Thank you for your article about cycling provision and safety in Chichester. I am writing both as a cyclist – it is my normal way of coming into the city – and car driver.
It surely should be axiomatic that cycling be encouraged and promoted: it is good for the health of cyclists; it should reduce the amount of vehicular traffic and thus hopefully mean fewer jams; it should also reduce pollution, which we all know to be a significantly increasing problem. However, for this to happen, cyclists have to feel safe, and for this to obtain there has to be a significant improvement in dedicated and safe cycling provision if people are to be encouraged to return to cycling and to cycle with young families.

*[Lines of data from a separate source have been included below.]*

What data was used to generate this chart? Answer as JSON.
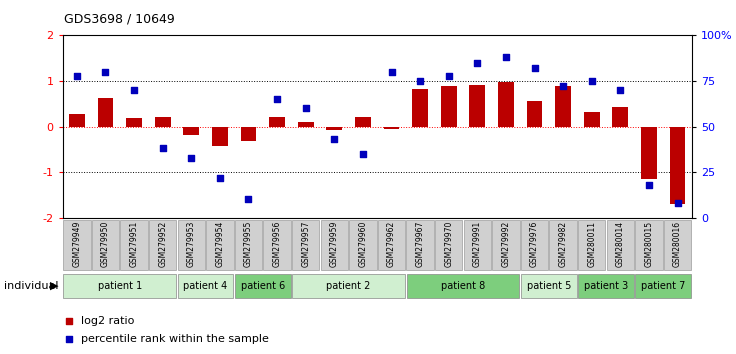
{
  "title": "GDS3698 / 10649",
  "samples": [
    "GSM279949",
    "GSM279950",
    "GSM279951",
    "GSM279952",
    "GSM279953",
    "GSM279954",
    "GSM279955",
    "GSM279956",
    "GSM279957",
    "GSM279959",
    "GSM279960",
    "GSM279962",
    "GSM279967",
    "GSM279970",
    "GSM279991",
    "GSM279992",
    "GSM279976",
    "GSM279982",
    "GSM280011",
    "GSM280014",
    "GSM280015",
    "GSM280016"
  ],
  "log2_ratio": [
    0.28,
    0.62,
    0.18,
    0.22,
    -0.18,
    -0.42,
    -0.32,
    0.2,
    0.1,
    -0.07,
    0.22,
    -0.05,
    0.82,
    0.88,
    0.92,
    0.98,
    0.55,
    0.88,
    0.32,
    0.42,
    -1.15,
    -1.7
  ],
  "percentile_rank": [
    78,
    80,
    70,
    38,
    33,
    22,
    10,
    65,
    60,
    43,
    35,
    80,
    75,
    78,
    85,
    88,
    82,
    72,
    75,
    70,
    18,
    8
  ],
  "patients": [
    {
      "label": "patient 1",
      "start": 0,
      "end": 4,
      "color": "#d0efd0"
    },
    {
      "label": "patient 4",
      "start": 4,
      "end": 6,
      "color": "#d0efd0"
    },
    {
      "label": "patient 6",
      "start": 6,
      "end": 8,
      "color": "#7dce7d"
    },
    {
      "label": "patient 2",
      "start": 8,
      "end": 12,
      "color": "#d0efd0"
    },
    {
      "label": "patient 8",
      "start": 12,
      "end": 16,
      "color": "#7dce7d"
    },
    {
      "label": "patient 5",
      "start": 16,
      "end": 18,
      "color": "#d0efd0"
    },
    {
      "label": "patient 3",
      "start": 18,
      "end": 20,
      "color": "#7dce7d"
    },
    {
      "label": "patient 7",
      "start": 20,
      "end": 22,
      "color": "#7dce7d"
    }
  ],
  "bar_color": "#bb0000",
  "dot_color": "#0000bb",
  "ylim": [
    -2,
    2
  ],
  "y2lim": [
    0,
    100
  ],
  "yticks": [
    -2,
    -1,
    0,
    1,
    2
  ],
  "y2ticks": [
    0,
    25,
    50,
    75,
    100
  ],
  "y2ticklabels": [
    "0",
    "25",
    "50",
    "75",
    "100%"
  ],
  "legend_log2": "log2 ratio",
  "legend_pct": "percentile rank within the sample",
  "xlabel_individual": "individual",
  "sample_box_color": "#d0d0d0",
  "sample_box_edge": "#888888"
}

While there has been some progress in cycling provision in recent years, for which I am grateful, so much more is needed:
:: We need more dedicated cycle tracks, and preferably not shared use with pedestrians. These include cycle tracks within towns and also between towns, e.g Chichester to Selsey.
:: Those cycle tracks need to be properly maintained, for instance not relying on volunteers to keep Centurion Way clear of nettles and dangerously protruding brambles, and the surface allowed to remain dangerous because of tree roots and cracks, as was the case for some months earlier this year.
:: Car parking should be banned in cycle lanes.
:: The 20mph speed limit should be enforced.
:: Cycling provision should be an inherent consideration in any new building programme.
:: If there is to be another scheme like the futile Northgate gyratory, it needs to be borne in mind in its design that exits to the gyratory are the most dangerous parts of it for a cyclist.
:: There could be more two way use for cyclists along what are otherwise one-way streets, as in the Low Countries.
:: We need more bike racks – I would put the money for the expensive replacement racks into additional racks.
I appreciate that with the financial challenges to local authorities cycling will rightly not be top of the list, when I think of the implications of on-going austerity for services such as housing support, social care, policing, and education. That said, if our councils are serious about cycling, then actions such as the above, not all of which are that expensive, should be implemented sooner rather than later. And our authorities could usefully visit and study the Netherlands and Belgium, where they really do know how to make provision for cyclists.